If you plan on growing sansevieria indoors, place it in as much natural sunlight as possible to avoid these issues.

Toxicity

Snake plants are considered toxic to cats and dogs if ingested. Do not grow snake plants in areas where children or pets have access to them. If you suspect that a child has ingested a snake plant, take him or her to an emergency room immediately. If your pet has ingested a snake plant, contact your veterinarian immediately for guidance. As always, it’s best to err on the side of caution when dealing with potential toxins.

USDA hardiness zones

Sansevieria black gold thrives best in USDA hardiness zones 10b through 11. While it can survive temperatures as low as 30 degrees Fahrenheit, it is not recommended for areas with extreme cold. If you live in a colder climate, you may want to consider bringing your snake plant inside during the winter months.

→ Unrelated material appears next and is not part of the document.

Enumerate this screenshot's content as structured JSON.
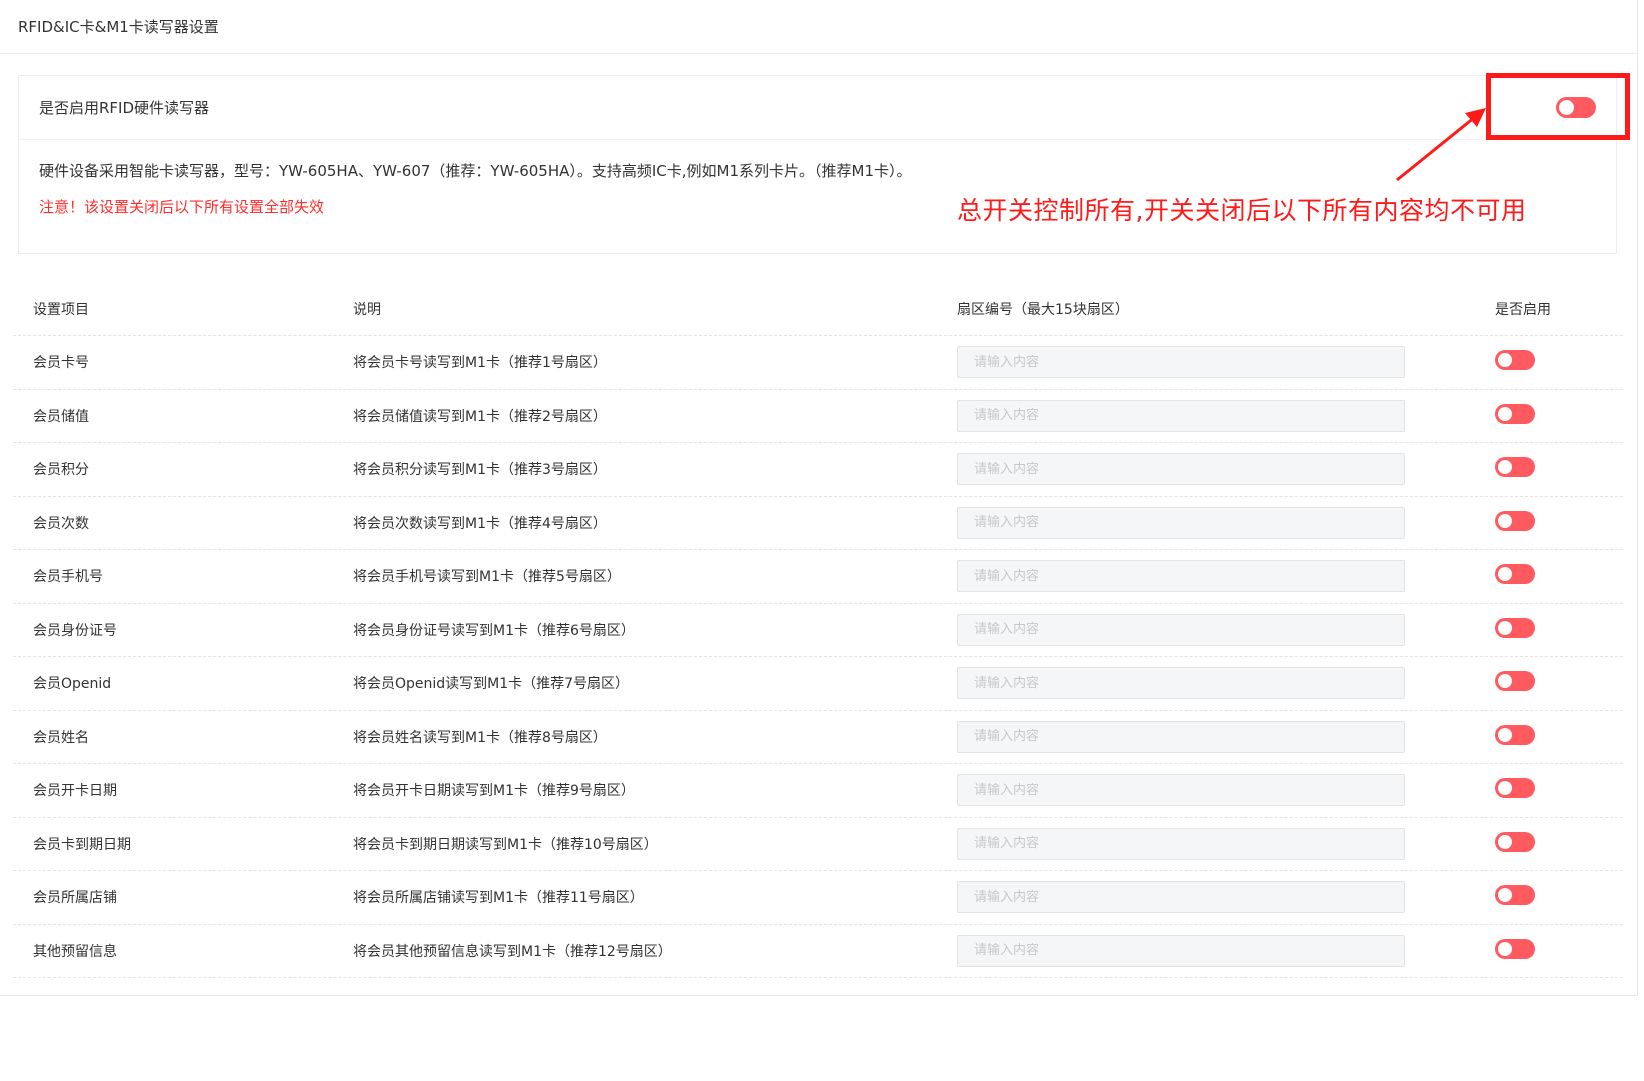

Be sure to place it near a sunny window or out on your porch so that it can continue to receive adequate sunlight. You may also want to invest in a grow light if your home is particularly dark during the winter months.

Pests and diseases

Sansevieria black gold is extremely resistant to most pests and diseases, including spider mites. However, bacterial leaf spot has been reported on many occasions. Bacterial leaf spot appears as small lesions with yellow halos on both sides of leaves.

Fungicides can help manage bacterial leaf spots but cleanliness also plays a big role in preventing them. Be sure to thoroughly inspect new plants for any signs of disease before bringing them into your home.

Conclusion

Sansevieria black gold is a snake plant that has dark green leaves with distinctive white lines. It also has dark green margins and pointy tips. This succulent is also known as mother-in-law’s tongue, snake plant, or Devil’s tongue because of its snake-like appearance and hardiness. It thrives in low light conditions and looks great when you display it in your living room or office desk.